Despite this I enjoyed watching Sesko at Leipzig: a big, screeching racing car of a striker, playing in a team pitched perfectly to his abilities: given the freedom to rampage but also the leeway to miss. Partly this is why Manchester United feels like the most unforgiving place he could possibly be at the moment: a place where "brutal verdicts" are handed down in roughly the duration it takes to watch a pre-roll ad, the club with the widest and most pitiless gulf between the time and air he needs, and the opportunity he is going to get.
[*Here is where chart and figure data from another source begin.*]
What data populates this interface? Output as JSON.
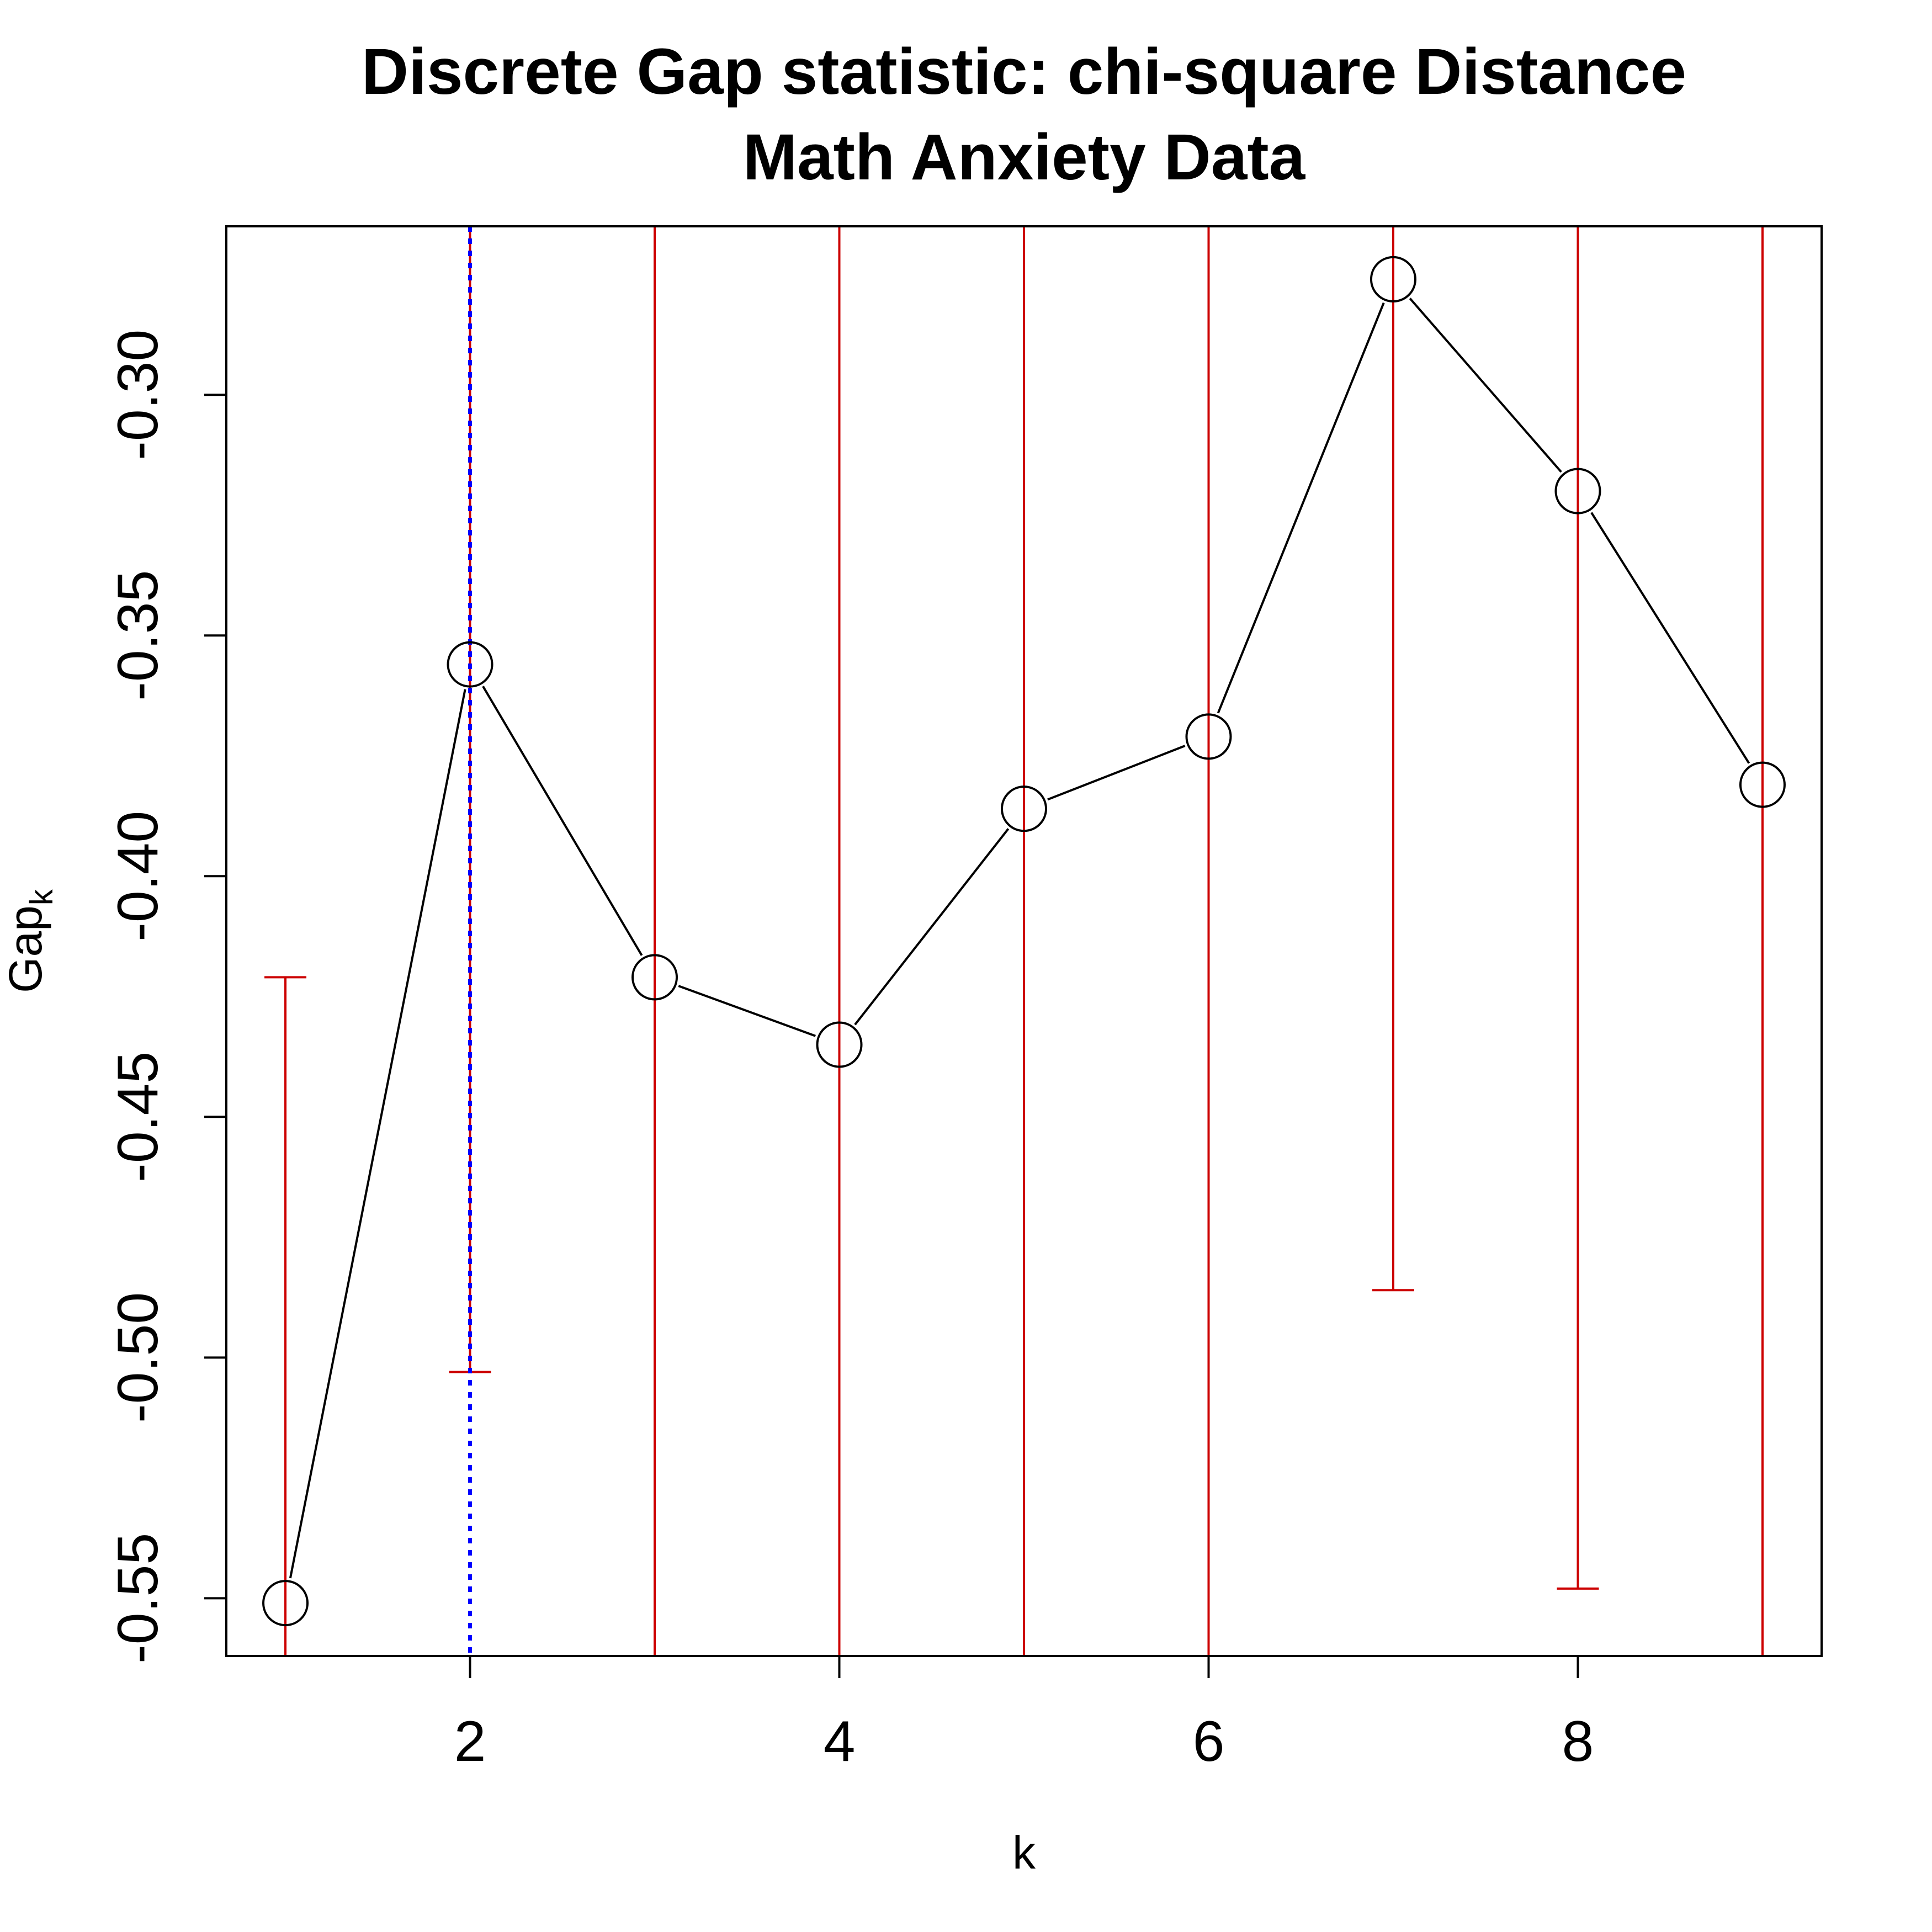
{
  "chart_data": {
    "type": "line",
    "title": "Discrete Gap statistic: chi-square Distance",
    "subtitle": "Math Anxiety Data",
    "xlabel": "k",
    "ylabel_main": "Gap",
    "ylabel_sub": "k",
    "xlim": [
      0.68,
      9.32
    ],
    "ylim": [
      -0.562,
      -0.265
    ],
    "x_ticks": [
      2,
      4,
      6,
      8
    ],
    "y_ticks": [
      -0.55,
      -0.5,
      -0.45,
      -0.4,
      -0.35,
      -0.3
    ],
    "y_tick_labels": [
      "-0.55",
      "-0.50",
      "-0.45",
      "-0.40",
      "-0.35",
      "-0.30"
    ],
    "grid": false,
    "legend": "none",
    "series": [
      {
        "x": [
          1,
          2,
          3,
          4,
          5,
          6,
          7,
          8,
          9
        ],
        "y": [
          -0.551,
          -0.356,
          -0.421,
          -0.435,
          -0.386,
          -0.371,
          -0.276,
          -0.32,
          -0.381
        ],
        "upper": [
          -0.421,
          -0.265,
          -0.265,
          -0.265,
          -0.265,
          -0.265,
          -0.265,
          -0.265,
          -0.265
        ],
        "lower": [
          -0.562,
          -0.503,
          -0.562,
          -0.562,
          -0.562,
          -0.562,
          -0.486,
          -0.548,
          -0.562
        ]
      }
    ],
    "selected_k": 2,
    "colors": {
      "line": "#000000",
      "errorbar": "#cc0000",
      "selected": "#0000ff"
    }
  }
}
We saw an example of this during the national team pause, when a widely shared infographic conveniently informed us that the player had been deemed – by a wide margin – the worst signing of the recent market by a survey of 20 agents. And of course, the press are by no means the only ones in such behavior. Club channels, influencers, unidentified profiles with a oddly high number of fake followers: everybody with a vested interest is now essentially operating along the same principles, an environment explicitly nosed towards controversy.

The Psychological Toll

Endless scrolling and tapping. What is happening to us? Do we realize, on any level, what this infinite sluice of irritation is doing to our minds? Quite apart from the essential weirdness of being a player in the center of it all, knowing on a bizarre butterfly-effect level that every single thing about them is now essentially content, commodity, public property to be packaged and traded.
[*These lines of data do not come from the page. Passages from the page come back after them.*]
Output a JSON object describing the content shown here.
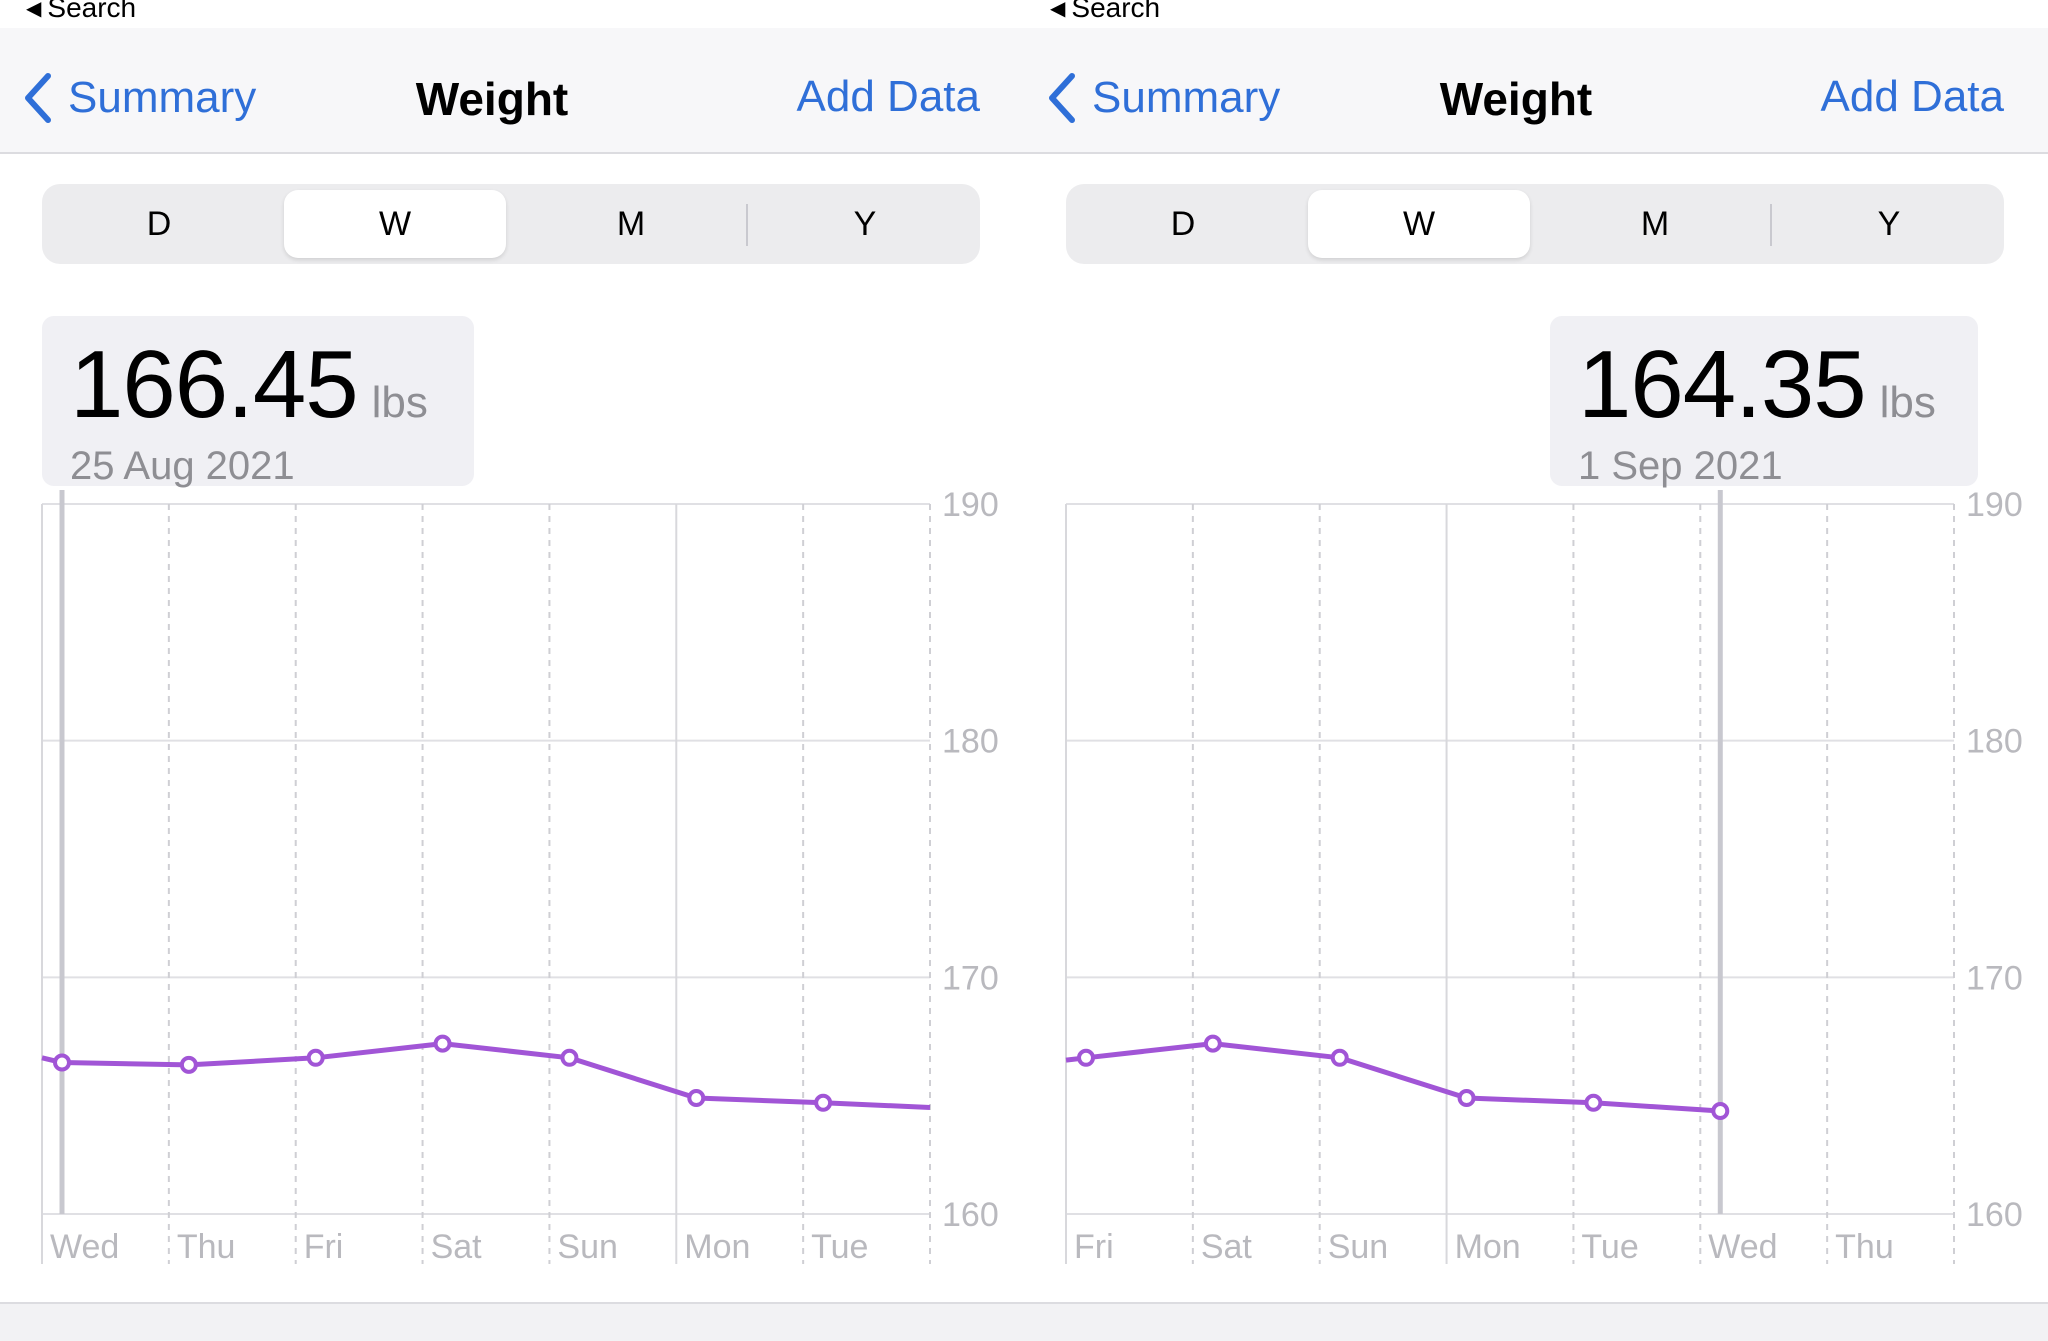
{
  "colors": {
    "accent": "#2f6fd8",
    "series": "#a155d6",
    "highlight": "#c8c8cf"
  },
  "left": {
    "status": {
      "back_label": "Search"
    },
    "nav": {
      "back_label": "Summary",
      "title": "Weight",
      "action_label": "Add Data"
    },
    "tabs": [
      "D",
      "W",
      "M",
      "Y"
    ],
    "selected_tab": "W",
    "readout": {
      "value": "166.45",
      "unit": "lbs",
      "date": "25 Aug 2021"
    },
    "chart_data": {
      "type": "line",
      "x": [
        "Wed",
        "Thu",
        "Fri",
        "Sat",
        "Sun",
        "Mon",
        "Tue"
      ],
      "series": [
        {
          "values": [
            166.4,
            166.3,
            166.6,
            167.2,
            166.6,
            164.9,
            164.7
          ]
        }
      ],
      "ylim": [
        160,
        190
      ],
      "yticks": [
        "190",
        "180",
        "170",
        "160"
      ],
      "highlight_index": 0,
      "trend_in": 166.6,
      "trend_out": 164.5
    }
  },
  "right": {
    "status": {
      "back_label": "Search"
    },
    "nav": {
      "back_label": "Summary",
      "title": "Weight",
      "action_label": "Add Data"
    },
    "tabs": [
      "D",
      "W",
      "M",
      "Y"
    ],
    "selected_tab": "W",
    "readout": {
      "value": "164.35",
      "unit": "lbs",
      "date": "1 Sep 2021"
    },
    "chart_data": {
      "type": "line",
      "x": [
        "Fri",
        "Sat",
        "Sun",
        "Mon",
        "Tue",
        "Wed",
        "Thu"
      ],
      "series": [
        {
          "values": [
            166.6,
            167.2,
            166.6,
            164.9,
            164.7,
            164.35,
            null
          ]
        }
      ],
      "ylim": [
        160,
        190
      ],
      "yticks": [
        "190",
        "180",
        "170",
        "160"
      ],
      "highlight_index": 5,
      "trend_in": 166.5,
      "trend_out": null
    }
  }
}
Indeed, in part this is because United are United, the entity that continues to feed the cycle, a major institution that must always be generating the strong emotions. But also, partly this is a temporary malaise, a pendulum of opinion most visibly and harshly glimpsed at this time of year, roughly four weeks after the window has closed. All summer long we have been desiring footballers, praising them, drooling over them. Yet, only a handful of games later, many of those very players are now being dismissed as failures. Is it time to worry about a new signing? Did Arsenal actually need Viktor Gyökeres wise? What was the point of another expensive buy?

A Wider Issue

It feels appropriate that Sesko meets their rivals on the weekend: a team at once 13 months unbeaten at their stadium in the Premier League and yet in their own situation of perceived turmoil, like filing a a report on a person who went to the shops half an hour ago. Defensively suspect. Mohamed Salah past his prime. Alexander Isak an expensive flop. The coach bald.
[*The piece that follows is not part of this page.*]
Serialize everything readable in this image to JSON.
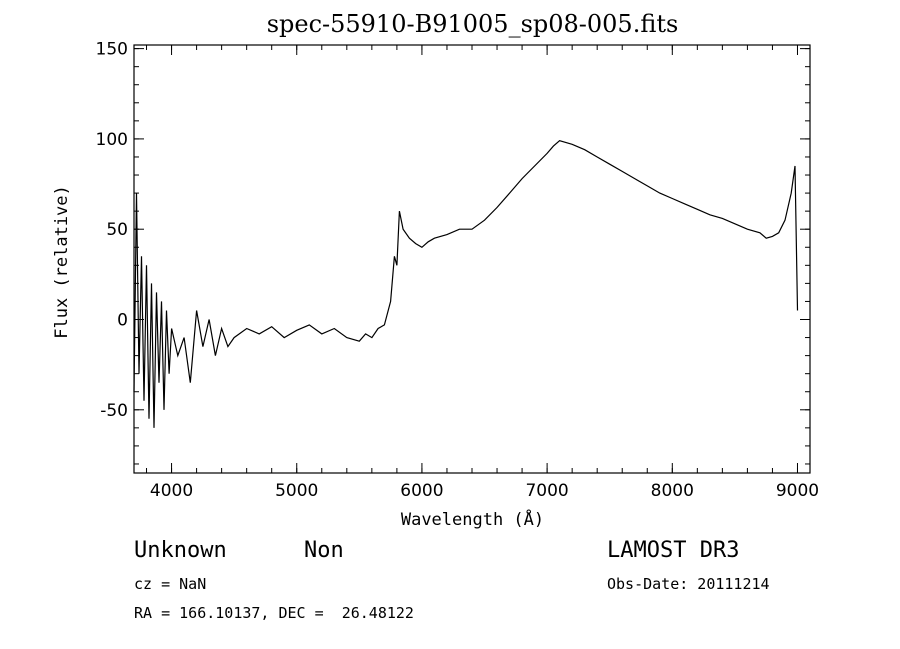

Perhaps we have failed to understand the way the narrative of football has begun to supplant football itself, to inflect the way we view it, an entire sport repivoted around discussion topics and immediate responses, something that happens in the background while we scroll through our devices, unable to detach from the constant flow of opinions and more takes. Perhaps this player taking the hit at present. But in a way, we're all sacrificing a part of the experience here.

Alexis Anderson
Alexis Anderson

A fashion enthusiast with a passion for sustainable and comfortable clothing, sharing insights on loungewear trends.